The research emphasizes border communities’ reliance on cross-border mobility and informal trade due to limited ties with major urban centers. Remote markets often function in economic isolation from larger cities and ports, which helps explain why disruptions in these hubs can spark wider instability. Local economies are sustained by itinerant traders, pastoralists, and transporters operating through long-standing informal networks. At the same time, these border zones are critical transit corridors for goods like fuel, fertilizer, cement, agricultural products, and pharmaceuticals - items that directly intersect with mining operations, whether as inputs, supply chain dependencies, or commodities moving through the same routes.

For example, in January 2024, jihadists ambushed and burned onion trucks traveling from Niger into Ghana, cutting off access to a staple food and devastating traders in the Paga border region. More recently, jihadists in Mali interdicted fuel trucks crossing the Sahel, to slow security patrols. These disruptions have direct implications for private companies - particularly mining companies - by raising input costs to inflaming local grievances. 

Instability in these borderlands therefore extends well beyond remote populations, directly shaping regional trade, constraining logistics, and amplifying operational risks for extractive industries. These disruptions to local economies directly cut household incomes dependent on cross-border trade, and accelerate the growth of illicit networks as formal channels close. For companies, this isn’t a peripheral concern: weakened border communities erode fragile state control, heightening risks to infrastructure, logistics, supply chains, and workforce stability.

The lesson for extractive and infrastructure companies is stark: fragility begets fragility. Heavy-handed security fixes may suppress symptoms short term but risk undermining the local livelihood base that can buffer communities against violent or criminal recruitment. Miscalibrated interventions can create conditions in which communities see illicit pathways, not formal opportunity, as the only alternative. In frontier settings, sustainable operations depend as much on safeguarding economic resilience as on physical security.

Why It Matters 

For commercial actors operating in frontier regions this report underscores a critical point: engaging with communities directly is critical for success.

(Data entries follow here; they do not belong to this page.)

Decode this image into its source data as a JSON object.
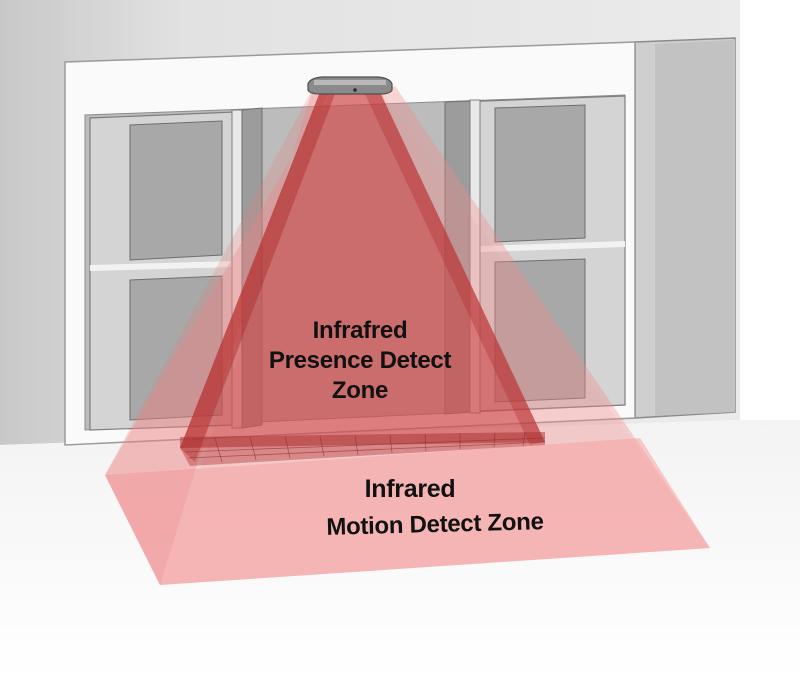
{
  "zones": {
    "presence": {
      "label_line1": "Infrafred",
      "label_line2": "Presence Detect",
      "label_line3": "Zone",
      "color": "#c83c3c"
    },
    "motion": {
      "label_line1": "Infrared",
      "label_line2": "Motion Detect Zone",
      "color": "#f08a8a"
    }
  },
  "colors": {
    "wall": "#e6e6e6",
    "frame": "#f8f8f8",
    "glass": "#bdbdbd",
    "column": "#c9c9c9"
  }
}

Community tensions in the borderlands between Burkina Faso and Ghana, as seen recently in Hamile, can quickly escalate and disrupt international supply chains and trade. 

For mining companies, effective risk mitigation goes beyond physical site security. It requires practical measures that reduce friction with surrounding communities, such as hiring locals and maintaining open lines of communication to address local concerns before they escalate. Security strategies must also be flexible, protecting assets and personnel while avoiding disruptions to the lifestyles that the local population is accustomed to. This balanced approach safeguards operations, lowers the risk of community-driven disruptions, and strengthens a company’s long-term license to operate.

The Utility of this Research for Private Sector

Context matters when operating in risky environments. This study underscores how shrinking livelihoods and restricted mobility can fuel community grievances, particularly when companies are perceived as extracting value without contributing to resilience, or when industrial mines displace artisanal miners and disrupt informal economies and smuggling networks. For operators, recognizing these dynamics is essential: thus the research and knowledge of these contexts informs effective community engagement, helps anticipate disruptions to supply chains and workforce movement, and highlights the need to pair security with investments in stabilization and trust-building.

In short, the research offers a roadmap for responsible, sustainable operations in fragile environments, reducing both reputational and operational risks while strengthening long-term license to operate.